Conversely, the IIHF U18 Women’s World tournament received the following “coverage”:
You cannot make this stuff up. It’s almost as if people are actively trying to sabotage girls and women’s hockey. The sad part is — I think they’re trying their best?!?! After much ire brought about, in large part, by Kirsten’s tweet the IIHF managed to get a far more acceptable livestream up three days later:
Clearly, it is possible for us to cover women’s hockey with minimum amounts of respect but we apparently still need to “ask” before these bare minimums are provided.
Hockey Canada also published the following tweet on December 26th at the same time that Canada’s U18 women’s team was skating uphill and downhill versus the Russians:
The answer to “What makes #WorldJuniors such an iconic Canadian holiday tradition?” is YOU! You, Hockey Canada, make it a worthwhile tradition. And, YOU – TSN make it a tradition. It’s not some magical production that we stumbled upon in the frozen Canadian tundra. Household names are made, not found. You have chosen to make legends out of these young men and have actively chosen to relegate women’s hockey to the margins through horrific “livestream” coverage that would barely be considered valuable security camera footage.

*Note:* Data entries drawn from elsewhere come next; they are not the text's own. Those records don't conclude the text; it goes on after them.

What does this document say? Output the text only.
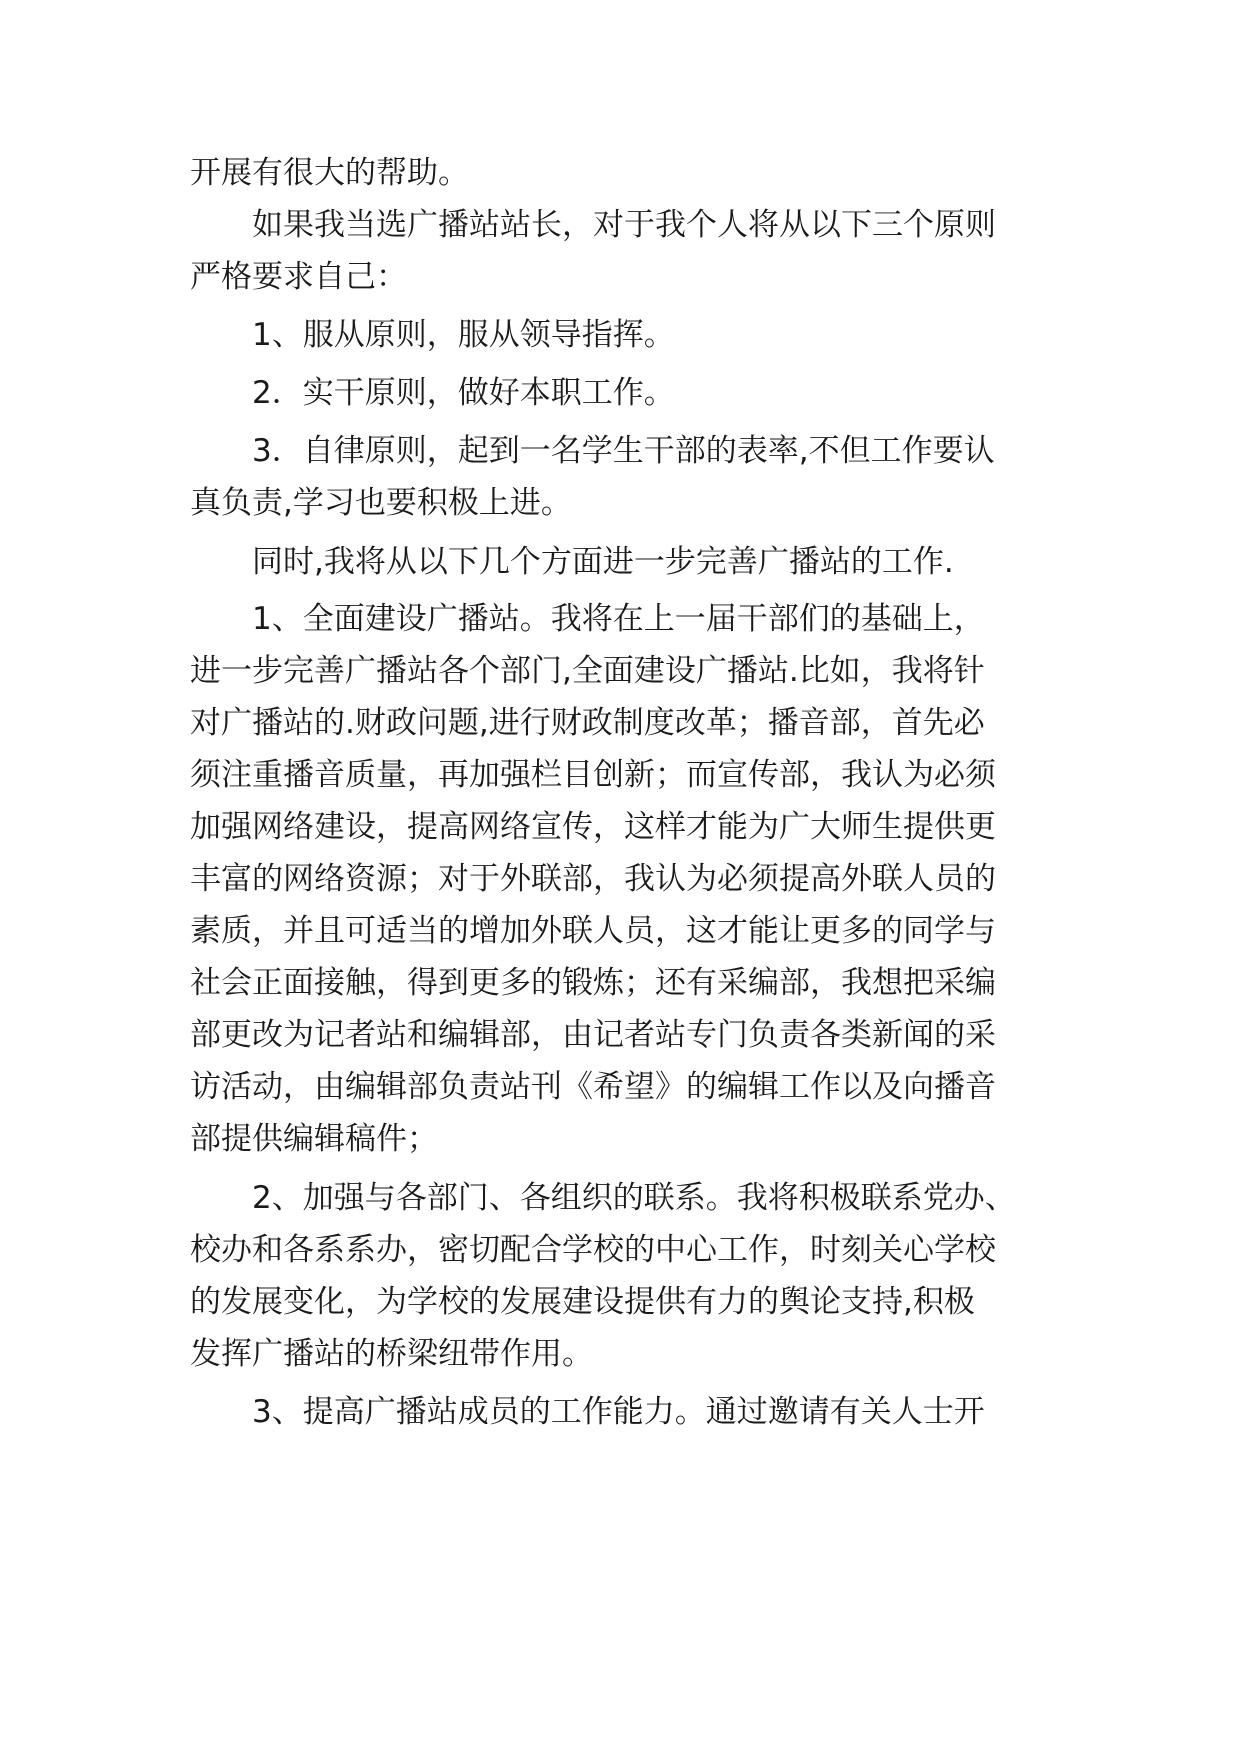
开展有很大的帮助。
　　如果我当选广播站站长，对于我个人将从以下三个原则
严格要求自己：
　　1、服从原则，服从领导指挥。
　　2．实干原则，做好本职工作。
　　3．自律原则，起到一名学生干部的表率,不但工作要认
真负责,学习也要积极上进。
　　同时,我将从以下几个方面进一步完善广播站的工作.
　　1、全面建设广播站。我将在上一届干部们的基础上，
进一步完善广播站各个部门,全面建设广播站.比如，我将针
对广播站的.财政问题,进行财政制度改革；播音部，首先必
须注重播音质量，再加强栏目创新；而宣传部，我认为必须
加强网络建设，提高网络宣传，这样才能为广大师生提供更
丰富的网络资源；对于外联部，我认为必须提高外联人员的
素质，并且可适当的增加外联人员，这才能让更多的同学与
社会正面接触，得到更多的锻炼；还有采编部，我想把采编
部更改为记者站和编辑部，由记者站专门负责各类新闻的采
访活动，由编辑部负责站刊《希望》的编辑工作以及向播音
部提供编辑稿件；
　　2、加强与各部门、各组织的联系。我将积极联系党办、
校办和各系系办，密切配合学校的中心工作，时刻关心学校
的发展变化，为学校的发展建设提供有力的舆论支持,积极
发挥广播站的桥梁纽带作用。
　　3、提高广播站成员的工作能力。通过邀请有关人士开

In 1989, Richard Gruneau argued:
What is “shown on television is always the result of a complex process of selection: what items to report, what to leave out, what to replay, and what to downplay. Television sports production also involves a wide range of processes of visual and narrative representation — choices regarding the images, language, camera positioning, and story line required to translate ‘what happened’ into a program that makes “good television.” (p. 134-135)
Thus, not covering the U18 women’s tournament is an active choice. It may not feel like it in those board room discussions but it is absolutely a choice. Gruneau continues:
Competition for audience viewing time since the early 1960s also led to significant innovations in styles of televisual representation and narration. Rather than simply attempt to ‘cover the event,’ television’s technical capacities were employed to create increasingly dramatic and entertaining forms of sporting spectacle. (p. 136-137)
In 2020, we are still at the stage of “covering” the event when it comes to women’s hockey. So, when TSN makes the statement that the “future of hockey lives here,” it becomes very clear that women and girls are not included in that future. Women’s hockey is then left to “die” by crappy livestream after crappy livestream. The easiest way to fix this very gendered narrative is for TSN to say that the “future of men’s hockey lives here.” The harder and less chosen road, however, would be to start investing in high-production television coverage of women’s hockey. More legends = more viewers. Media is one of the most powerful and influential industries of our time. This fact is as true as Crosby having played in the World Juniors on TSN. If you say that you cannot make legends out of women’s hockey because “no one watches” then you are simply undercutting your own power and talent. The choice is yours.
Gruneau, R. (1989). Making spectacle: A case study in television sports production. In L. Wenner (Ed.), Media, Sports, and Society (pp. 134–154.). London, UK: Sage.